A Reuters poll of analysts forecast U.S. government stock data to be released Wednesday would show gasoline inventories rose by 1.4 million barrels last week.
In addition, news that one of Colonial Pipeline's key gasoline lines shipping fuel from Mississippi north was fully nominated helped push down U.S. gasoline futures more than 3% on Tuesday.
"I think the market is being lead by the gasoline complex, the expectations are for a build in inventories," said Eric Wittenauer, analyst for A.G. Edwards.
"Traders are on edge that the build may exceed expectations and that one week those refiners are going to come back and show a big build in inventories."
Brent rose to a nine-month high on Monday, stoked by further violence in OPEC member Nigeria.
Kidnappings and militant attacks have surged in the world's eighth-largest oil exporter since February 2006, cutting a third of the country's crude output, which is valued for its high yield of gasoline.

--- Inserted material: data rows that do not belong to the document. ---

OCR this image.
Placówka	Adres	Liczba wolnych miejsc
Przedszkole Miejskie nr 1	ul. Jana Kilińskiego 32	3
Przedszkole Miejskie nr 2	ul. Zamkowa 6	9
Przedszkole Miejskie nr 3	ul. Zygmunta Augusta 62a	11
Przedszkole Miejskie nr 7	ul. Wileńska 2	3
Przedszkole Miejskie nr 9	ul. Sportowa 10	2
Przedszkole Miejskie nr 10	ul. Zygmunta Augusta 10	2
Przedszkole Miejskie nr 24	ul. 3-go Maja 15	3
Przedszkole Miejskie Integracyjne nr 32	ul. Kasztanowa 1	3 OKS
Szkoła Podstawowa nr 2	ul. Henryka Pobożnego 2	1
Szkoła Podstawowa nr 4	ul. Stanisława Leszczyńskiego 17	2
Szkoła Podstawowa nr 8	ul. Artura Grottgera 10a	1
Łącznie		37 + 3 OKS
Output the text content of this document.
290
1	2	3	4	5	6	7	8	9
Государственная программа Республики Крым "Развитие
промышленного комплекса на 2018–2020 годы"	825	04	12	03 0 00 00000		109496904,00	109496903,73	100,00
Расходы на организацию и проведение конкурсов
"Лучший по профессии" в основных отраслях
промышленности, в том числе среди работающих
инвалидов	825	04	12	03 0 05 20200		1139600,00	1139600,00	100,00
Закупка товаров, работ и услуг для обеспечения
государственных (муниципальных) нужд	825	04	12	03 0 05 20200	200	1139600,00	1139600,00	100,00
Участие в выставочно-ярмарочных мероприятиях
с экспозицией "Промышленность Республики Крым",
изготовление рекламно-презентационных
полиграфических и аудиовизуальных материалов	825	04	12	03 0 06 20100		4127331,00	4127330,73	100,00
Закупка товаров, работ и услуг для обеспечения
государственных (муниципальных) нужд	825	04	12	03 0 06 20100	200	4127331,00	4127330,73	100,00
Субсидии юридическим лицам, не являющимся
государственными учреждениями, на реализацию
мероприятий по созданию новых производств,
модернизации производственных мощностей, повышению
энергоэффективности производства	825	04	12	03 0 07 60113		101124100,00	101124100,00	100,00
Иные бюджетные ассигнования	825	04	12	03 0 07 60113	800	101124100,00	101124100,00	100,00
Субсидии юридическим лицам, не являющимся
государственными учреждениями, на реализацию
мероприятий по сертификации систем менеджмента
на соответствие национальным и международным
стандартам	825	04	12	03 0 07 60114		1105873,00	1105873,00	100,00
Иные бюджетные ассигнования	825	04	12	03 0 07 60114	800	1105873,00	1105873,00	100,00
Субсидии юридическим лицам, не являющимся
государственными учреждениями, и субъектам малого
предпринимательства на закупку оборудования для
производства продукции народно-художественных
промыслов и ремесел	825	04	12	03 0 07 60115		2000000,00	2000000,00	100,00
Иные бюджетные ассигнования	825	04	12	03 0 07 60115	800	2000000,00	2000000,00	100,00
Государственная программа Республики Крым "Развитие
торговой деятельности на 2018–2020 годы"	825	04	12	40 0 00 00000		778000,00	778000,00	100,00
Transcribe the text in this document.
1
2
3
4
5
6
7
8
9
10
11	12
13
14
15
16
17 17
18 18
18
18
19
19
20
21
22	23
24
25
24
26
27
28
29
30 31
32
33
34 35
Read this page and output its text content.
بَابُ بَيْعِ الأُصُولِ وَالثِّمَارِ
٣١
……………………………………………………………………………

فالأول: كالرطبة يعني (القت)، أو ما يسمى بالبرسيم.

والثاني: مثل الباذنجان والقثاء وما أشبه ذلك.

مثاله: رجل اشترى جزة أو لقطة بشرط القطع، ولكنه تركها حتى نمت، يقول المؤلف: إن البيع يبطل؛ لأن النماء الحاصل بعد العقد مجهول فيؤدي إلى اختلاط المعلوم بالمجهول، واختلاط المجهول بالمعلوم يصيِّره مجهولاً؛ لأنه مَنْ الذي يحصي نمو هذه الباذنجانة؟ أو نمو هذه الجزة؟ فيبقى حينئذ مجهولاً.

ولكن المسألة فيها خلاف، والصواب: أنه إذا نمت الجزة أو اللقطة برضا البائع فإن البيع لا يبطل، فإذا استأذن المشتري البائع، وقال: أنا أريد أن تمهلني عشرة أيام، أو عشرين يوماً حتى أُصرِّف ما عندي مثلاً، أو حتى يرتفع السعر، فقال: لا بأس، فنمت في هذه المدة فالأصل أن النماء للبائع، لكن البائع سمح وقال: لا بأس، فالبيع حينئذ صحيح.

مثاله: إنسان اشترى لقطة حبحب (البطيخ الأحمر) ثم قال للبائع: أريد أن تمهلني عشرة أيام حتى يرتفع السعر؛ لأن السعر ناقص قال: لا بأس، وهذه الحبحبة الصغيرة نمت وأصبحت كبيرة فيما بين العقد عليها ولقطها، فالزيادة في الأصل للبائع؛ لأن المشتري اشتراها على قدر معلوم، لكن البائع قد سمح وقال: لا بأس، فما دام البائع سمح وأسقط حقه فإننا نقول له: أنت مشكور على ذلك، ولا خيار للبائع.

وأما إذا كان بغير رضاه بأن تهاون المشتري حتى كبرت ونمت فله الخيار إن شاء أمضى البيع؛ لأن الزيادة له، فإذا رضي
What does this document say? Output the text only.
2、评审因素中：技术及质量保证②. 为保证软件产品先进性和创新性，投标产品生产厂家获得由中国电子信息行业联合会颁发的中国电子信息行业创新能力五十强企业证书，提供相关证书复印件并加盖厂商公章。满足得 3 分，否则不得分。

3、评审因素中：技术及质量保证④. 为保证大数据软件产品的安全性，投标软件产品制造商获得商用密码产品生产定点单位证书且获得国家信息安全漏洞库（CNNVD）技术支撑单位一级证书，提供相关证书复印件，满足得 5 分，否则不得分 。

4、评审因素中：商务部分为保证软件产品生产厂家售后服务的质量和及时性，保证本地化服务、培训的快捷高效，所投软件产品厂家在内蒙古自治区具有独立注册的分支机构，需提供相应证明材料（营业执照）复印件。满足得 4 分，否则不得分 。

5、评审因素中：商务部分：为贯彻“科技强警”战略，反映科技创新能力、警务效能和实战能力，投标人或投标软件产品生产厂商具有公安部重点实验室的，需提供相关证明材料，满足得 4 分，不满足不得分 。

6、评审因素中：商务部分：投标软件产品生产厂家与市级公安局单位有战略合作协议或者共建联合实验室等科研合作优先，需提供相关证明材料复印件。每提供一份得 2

"We expect the situation in Nigeria to continue to support crude prices. The turmoil and uncertainty are expected to continue at least until the new president of Nigeria takes office on 29 May," said Mike Wittner of Calyon investment bank.
"Brent at $70 a barrel is justified in the near-term."
Gunmen seized a Lebanese worker in Nigeria's western delta oil city of Warri on Tuesday, taking the number of foreign workers being held in the region by militant groups to 15.
Further notice of supply vulnerability came when BP shut down 100,000 barrels per day (bpd), a quarter of production, from its Prudhoe Bay oilfield in Alaska due to a leaking water line.
Consumer nations have called on the Organization of the Petroleum Exporting Countries to pump more crude to help ease prices and replenish fuel stocks. But oil ministers insist crude supplies are adequate.
Oil tanker tracker Petrologistics reckons OPEC has opened the taps this month to counter a drop in Nigerian supply.
OPEC's 10 members subject to output limits are expected to pump 26.9 million bpd, up from 26.8 million bpd in April, said Conrad Gerber of Petrologistics.